'Bâzan kader gelen bora halinde zorludur'

Azîz gönüldaşlarım, kıymetli okuyucularım, hayat yolculuğu maalesef bâzan kişilerin istediği gibi gitmiyor.  “Hayatın inişli - yokuşlu yolları”nda, günler, aylar hatta yıllar boyunca yokuşları gayret ve kayıtsızlık arasında zikzak çizerek tırmandığımız gençlik günlerimizin hasretini çekiyoruz.
Gün geliyor tırmandığı o yokuşları inecek takati bile bulamıyor insan... Gün geliyor, çâre diye düşündükleriniz çaresizliğin ta kendisi oluveriyor... Gün oluyor,  “halk-ı cihan” ın çaresizliklerine çâre olabileceğinizi hissediyorsunuz da sadece iradenize hakim olma çâresini bulamıyorsunuz kendi çâresizliğinize... O kahrolası sigara dumanlarının oluşturduğu kalın perde arkasından, geçmişte yaptıklarınız, yapmaktan kaçındıklarınız, yapmak isteyip de yapamadıklarınız donuk film kareleri halinde tıklamaya başlıyor gözünüzün önünde...
Ve  “dem o demdir”  diye düşünerek, Üstad Yahya Kemal’in  “sanatta ve fikirde ulvî varlığına hürmetle”  Halide Edib’e ithafen yazdığı  “Rindlerin Hayatı” nın, kadere kayıtsız şartsız teslim olmuş o ilk dörtlüğüne sığınmaktan başka çâre kalmıyor:
“Bâzan kader gelen bora halinde zorludur;
Dağlar nasıl bakarsa siyah ufka öyle bak,
Bâzan da cevreden nice bir âdem oğludur,
Görmek değil, düşünmeğe bîgâne kal! Bırak!”
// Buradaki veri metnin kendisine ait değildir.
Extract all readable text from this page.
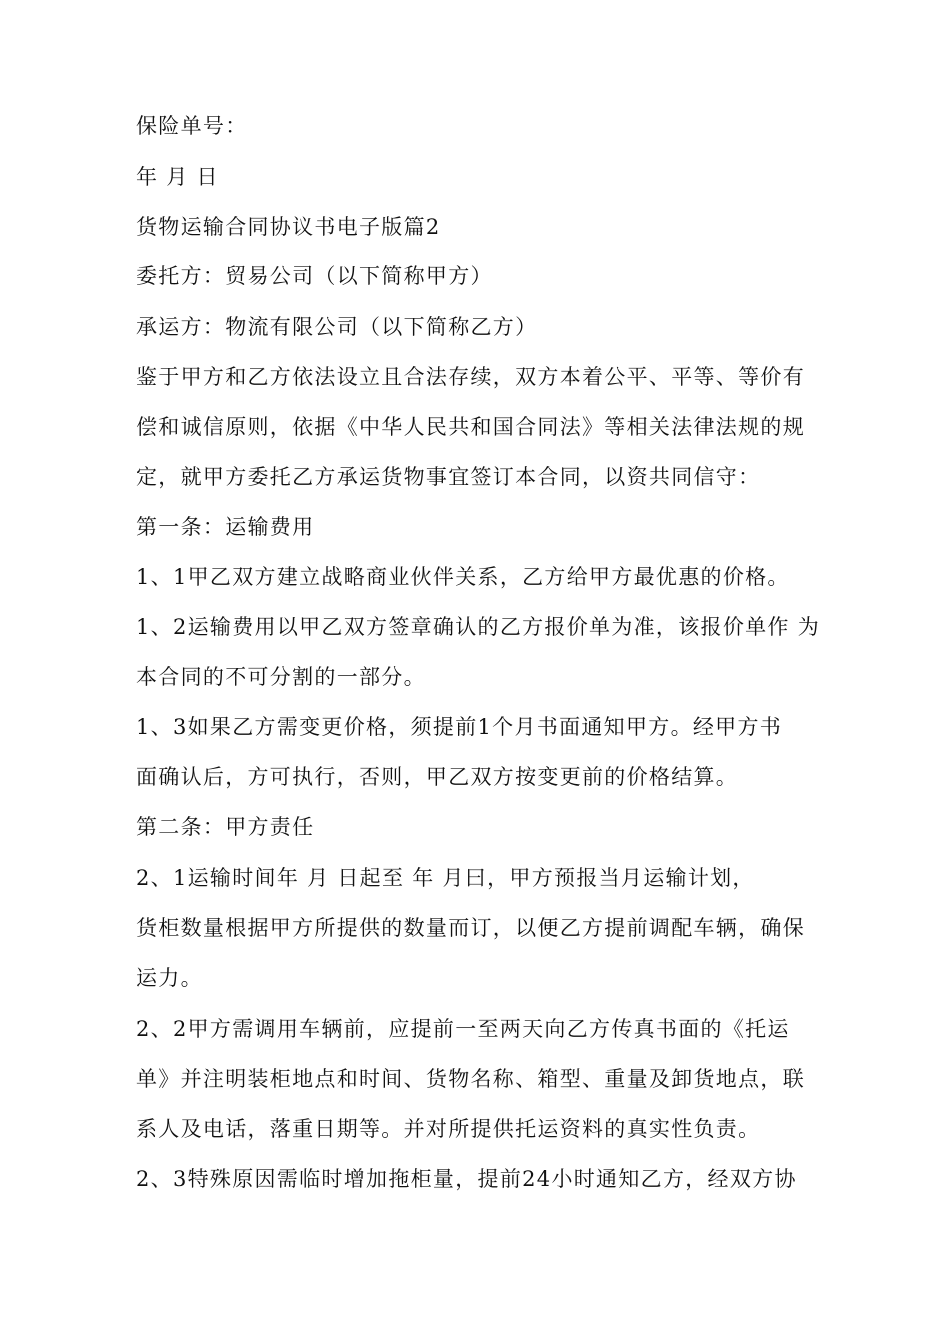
保险单号：
年 月 日
货物运输合同协议书电子版篇2
委托方：贸易公司（以下简称甲方）
承运方：物流有限公司（以下简称乙方）
鉴于甲方和乙方依法设立且合法存续，双方本着公平、平等、等价有
偿和诚信原则，依据《中华人民共和国合同法》等相关法律法规的规
定，就甲方委托乙方承运货物事宜签订本合同，以资共同信守：
第一条：运输费用
1、1甲乙双方建立战略商业伙伴关系，乙方给甲方最优惠的价格。
1、2运输费用以甲乙双方签章确认的乙方报价单为准，该报价单作 为
本合同的不可分割的一部分。
1、3如果乙方需变更价格，须提前1个月书面通知甲方。经甲方书
面确认后，方可执行，否则，甲乙双方按变更前的价格结算。
第二条：甲方责任
2、1运输时间年 月 日起至 年 月曰，甲方预报当月运输计划，
货柜数量根据甲方所提供的数量而订，以便乙方提前调配车辆，确保
运力。
2、2甲方需调用车辆前，应提前一至两天向乙方传真书面的《托运
单》并注明装柜地点和时间、货物名称、箱型、重量及卸货地点，联
系人及电话，落重日期等。并对所提供托运资料的真实性负责。
2、3特殊原因需临时增加拖柜量，提前24小时通知乙方，经双方协
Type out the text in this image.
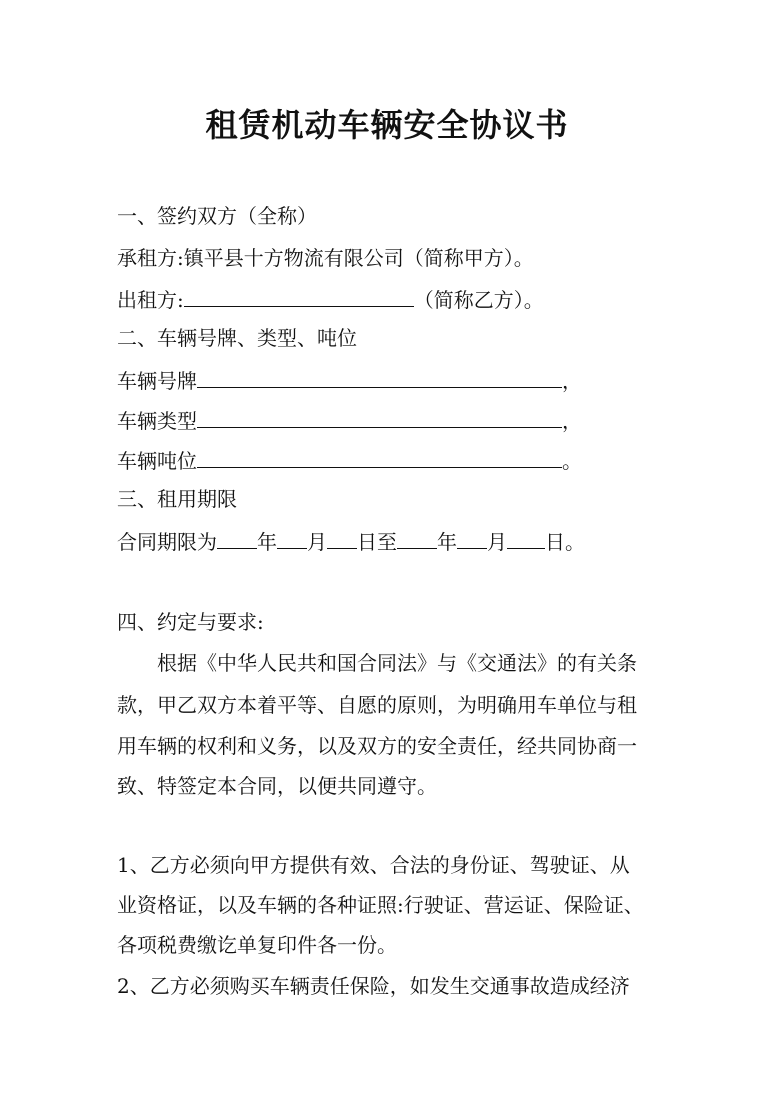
租赁机动车辆安全协议书
一、签约双方（全称）
承租方:镇平县十方物流有限公司（简称甲方）。
出租方:	（简称乙方）。
二、车辆号牌、类型、吨位
车辆号牌	，
车辆类型	，
车辆吨位	。
三、租用期限
合同期限为 年 月 日至 年 月 日。
四、约定与要求:
根据《中华人民共和国合同法》与《交通法》的有关条
款，甲乙双方本着平等、自愿的原则，为明确用车单位与租
用车辆的权利和义务，以及双方的安全责任，经共同协商一
致、特签定本合同，以便共同遵守。
1、乙方必须向甲方提供有效、合法的身份证、驾驶证、从
业资格证，以及车辆的各种证照:行驶证、营运证、保险证、
各项税费缴讫单复印件各一份。
2、乙方必须购买车辆责任保险，如发生交通事故造成经济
Allah’tan gelene durmuşuz!..
Bunun çok ama çok acı bir misalini, çeyrek asır önce, 1 Kasım 1983 Erzurum depremi sırasında, o sırada ayrı gazetelerde çalıştığımız Genel Yayın Yönetmeni kardeşim Hayri Köklü ile beraber, Horasan’ın Kızlarkalesi köyünde yaşamıştık... 6 çocuğuna, kocasına, ana babasına ve birçok yakınına mezar olmuş enkazın önünde çırpınan, pınarlarında damla yaş kalmamış olan gözleri kan çanağına dönmüş bir “dadaş ana”, kıbleye dönmüş vaziyette secde ederek, çâresizlik yarasına  “kadere iman”  merhemi sürüyordu:
 “Allah’tan (cc) gelene durmuşuh ağabey, Allah’tan gelene durmuşuh!..”
İmkânsızlıkların ve çâresizliğin birlikte hücuma geçtiği, her şeyin tükendiği anda, deryalar misali çoğalan o muhteşem tevekkül!..  Bütün yakınlarına mezar olan o toprak damın kıyısında, dûa için Allah’a uzanan o çamurlara bulanmış eller... Kendisini saran örtüyle birlikte secde ederken, kara toprağın buzlu çamuruna temas etmiş, ama asla lekelenmemiş bir alın... Acıyla yoğrulmuş ancak çâreyi “kadere imanla yunup yıkanmakta bulmuş” o mübârek çehre!..
İşte Üstad Yahya Kemal’in mısralarında veya Horasanlı o mübârek kadının feryadında vücud bulan bu muhteşem tevekkül,  “Kendi Gökkubbemiz” altında hayat süren Müslüman Türk Milleti’nin, sıkıntılar ve acılar karşısında, Allah’a ve kadere olan sarsılmaz imanının pırlantadan aynası değil midir?..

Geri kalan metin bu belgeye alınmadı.